まったく見えなかった、ここまで力の差があるなんて・・・。
「もうお終いですか?残念ですねぇもう少し楽しませてくれると思ったんですが」
ピピピピピピピピピッ・・・
私に差出した憂ちゃんの右人差し指に光が集まっていく・・・このままでは!!
「これで最後です!!」
ピピピピピピピピピッ・・・
※
-----
「!!!」
柔らかな朝の日差しが頬に当たる、けたたましく鳴る目覚ましを消すためにぐったりした体を起こした。
部屋の中を見渡す、壊れたはずの扉は昨日までと同じように何事もなくその機能を果たしていた。
ふぅーっと安堵のため息をつく。
まだあの日の事を気にしているからだろうか、この一週間悪夢しか見ていない。
唯とは毎日幸せにすごしていたが、心の底にあるあの時の罪悪感が夢と言う形で現れているんだろうと自己分析した。
それにしても、憂ちゃんが悪役だなんて・・・あの日の「絶対許さないですよ?」って言葉のせいだろうか。

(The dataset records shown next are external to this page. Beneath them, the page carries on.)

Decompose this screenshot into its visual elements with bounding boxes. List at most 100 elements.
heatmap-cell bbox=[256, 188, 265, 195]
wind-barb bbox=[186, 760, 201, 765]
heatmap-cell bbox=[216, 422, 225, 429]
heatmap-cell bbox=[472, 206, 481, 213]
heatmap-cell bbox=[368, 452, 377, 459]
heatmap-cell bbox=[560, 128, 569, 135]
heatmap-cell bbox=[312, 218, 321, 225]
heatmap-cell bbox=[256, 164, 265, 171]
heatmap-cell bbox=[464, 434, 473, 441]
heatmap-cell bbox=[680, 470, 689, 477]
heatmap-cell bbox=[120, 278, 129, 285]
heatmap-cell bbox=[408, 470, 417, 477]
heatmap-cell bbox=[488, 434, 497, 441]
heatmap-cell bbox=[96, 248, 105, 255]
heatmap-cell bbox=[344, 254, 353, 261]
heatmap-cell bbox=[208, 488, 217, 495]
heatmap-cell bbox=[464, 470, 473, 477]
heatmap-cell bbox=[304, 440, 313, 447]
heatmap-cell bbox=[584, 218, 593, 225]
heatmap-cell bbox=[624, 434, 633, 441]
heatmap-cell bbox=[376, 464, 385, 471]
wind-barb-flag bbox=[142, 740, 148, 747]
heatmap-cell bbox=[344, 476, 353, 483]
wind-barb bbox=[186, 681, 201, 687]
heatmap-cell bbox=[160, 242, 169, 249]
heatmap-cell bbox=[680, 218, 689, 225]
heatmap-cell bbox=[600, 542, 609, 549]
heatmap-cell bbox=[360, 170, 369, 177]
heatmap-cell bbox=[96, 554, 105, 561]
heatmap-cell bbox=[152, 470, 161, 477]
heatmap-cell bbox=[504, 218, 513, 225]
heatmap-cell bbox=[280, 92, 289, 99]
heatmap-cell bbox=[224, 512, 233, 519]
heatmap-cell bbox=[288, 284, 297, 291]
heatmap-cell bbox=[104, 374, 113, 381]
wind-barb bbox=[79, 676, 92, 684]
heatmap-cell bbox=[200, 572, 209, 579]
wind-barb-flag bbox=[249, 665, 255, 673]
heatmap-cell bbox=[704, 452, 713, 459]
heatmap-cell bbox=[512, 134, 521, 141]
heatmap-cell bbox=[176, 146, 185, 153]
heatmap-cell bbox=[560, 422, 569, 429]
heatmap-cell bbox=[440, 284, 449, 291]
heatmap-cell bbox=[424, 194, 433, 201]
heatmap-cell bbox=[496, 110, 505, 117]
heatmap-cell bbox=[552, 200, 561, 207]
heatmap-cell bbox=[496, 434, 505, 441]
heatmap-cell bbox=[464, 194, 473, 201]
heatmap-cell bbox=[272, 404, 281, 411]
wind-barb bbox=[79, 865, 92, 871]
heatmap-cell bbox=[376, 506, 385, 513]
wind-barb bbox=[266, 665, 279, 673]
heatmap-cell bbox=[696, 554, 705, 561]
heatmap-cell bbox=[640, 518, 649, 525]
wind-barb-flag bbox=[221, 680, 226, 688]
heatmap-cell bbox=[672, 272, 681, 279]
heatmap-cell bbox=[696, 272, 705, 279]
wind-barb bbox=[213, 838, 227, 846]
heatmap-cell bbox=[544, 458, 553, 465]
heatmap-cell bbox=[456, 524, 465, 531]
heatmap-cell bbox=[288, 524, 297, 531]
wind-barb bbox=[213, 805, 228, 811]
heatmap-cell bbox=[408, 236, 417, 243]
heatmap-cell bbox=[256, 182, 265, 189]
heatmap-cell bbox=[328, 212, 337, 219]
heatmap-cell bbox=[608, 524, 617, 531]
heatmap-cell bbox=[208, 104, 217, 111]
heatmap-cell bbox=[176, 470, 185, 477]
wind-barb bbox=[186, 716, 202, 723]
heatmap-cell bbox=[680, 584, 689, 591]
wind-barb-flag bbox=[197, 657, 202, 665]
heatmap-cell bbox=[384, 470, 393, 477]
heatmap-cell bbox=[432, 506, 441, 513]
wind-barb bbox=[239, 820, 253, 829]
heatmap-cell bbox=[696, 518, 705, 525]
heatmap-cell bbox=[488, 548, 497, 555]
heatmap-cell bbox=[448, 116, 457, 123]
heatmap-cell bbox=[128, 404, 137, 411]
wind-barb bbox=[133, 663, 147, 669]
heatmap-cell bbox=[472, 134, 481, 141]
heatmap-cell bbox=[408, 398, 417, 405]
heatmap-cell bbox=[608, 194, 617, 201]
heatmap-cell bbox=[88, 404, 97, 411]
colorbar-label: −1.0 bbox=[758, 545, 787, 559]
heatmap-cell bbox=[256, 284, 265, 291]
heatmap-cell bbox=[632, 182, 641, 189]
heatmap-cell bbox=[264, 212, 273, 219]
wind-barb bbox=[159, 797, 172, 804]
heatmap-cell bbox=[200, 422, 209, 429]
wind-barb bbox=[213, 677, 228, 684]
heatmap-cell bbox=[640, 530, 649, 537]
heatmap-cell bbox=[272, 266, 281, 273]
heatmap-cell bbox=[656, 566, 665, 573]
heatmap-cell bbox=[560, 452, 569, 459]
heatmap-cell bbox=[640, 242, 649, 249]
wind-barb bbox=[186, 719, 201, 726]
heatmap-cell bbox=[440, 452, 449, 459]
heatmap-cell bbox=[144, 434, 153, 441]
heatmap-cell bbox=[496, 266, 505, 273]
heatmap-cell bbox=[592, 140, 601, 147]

気を取り直してシャワーを浴びるために着替えを持って部屋を出た。
部屋の扉を開け、浴室に向かった時に何かが足に絡まった。
「!」
そこにはあの時に憂ちゃんが捨てたリボンが残されていた。
※から
もう一つのエンド
私が死を覚悟した瞬間、部屋の窓を突き破って男の人が私たちの間に割って入った。
寺生まれで霊感の強いTさんだった!
「破ぁ!!」とTさんが叫んだ途端憂ちゃんは苦悶の表情で塵と消え去った。
「ありがとうございますTさん、でも何でここへ?」そう聞いた私にTさんは
「なぁに、たまたま通りかかっただけだから気にしないでくれ」そうつぶやいてTさんは去っていった。
寺生まれはスゴイ、私は感動を覚えずにはいられなかった。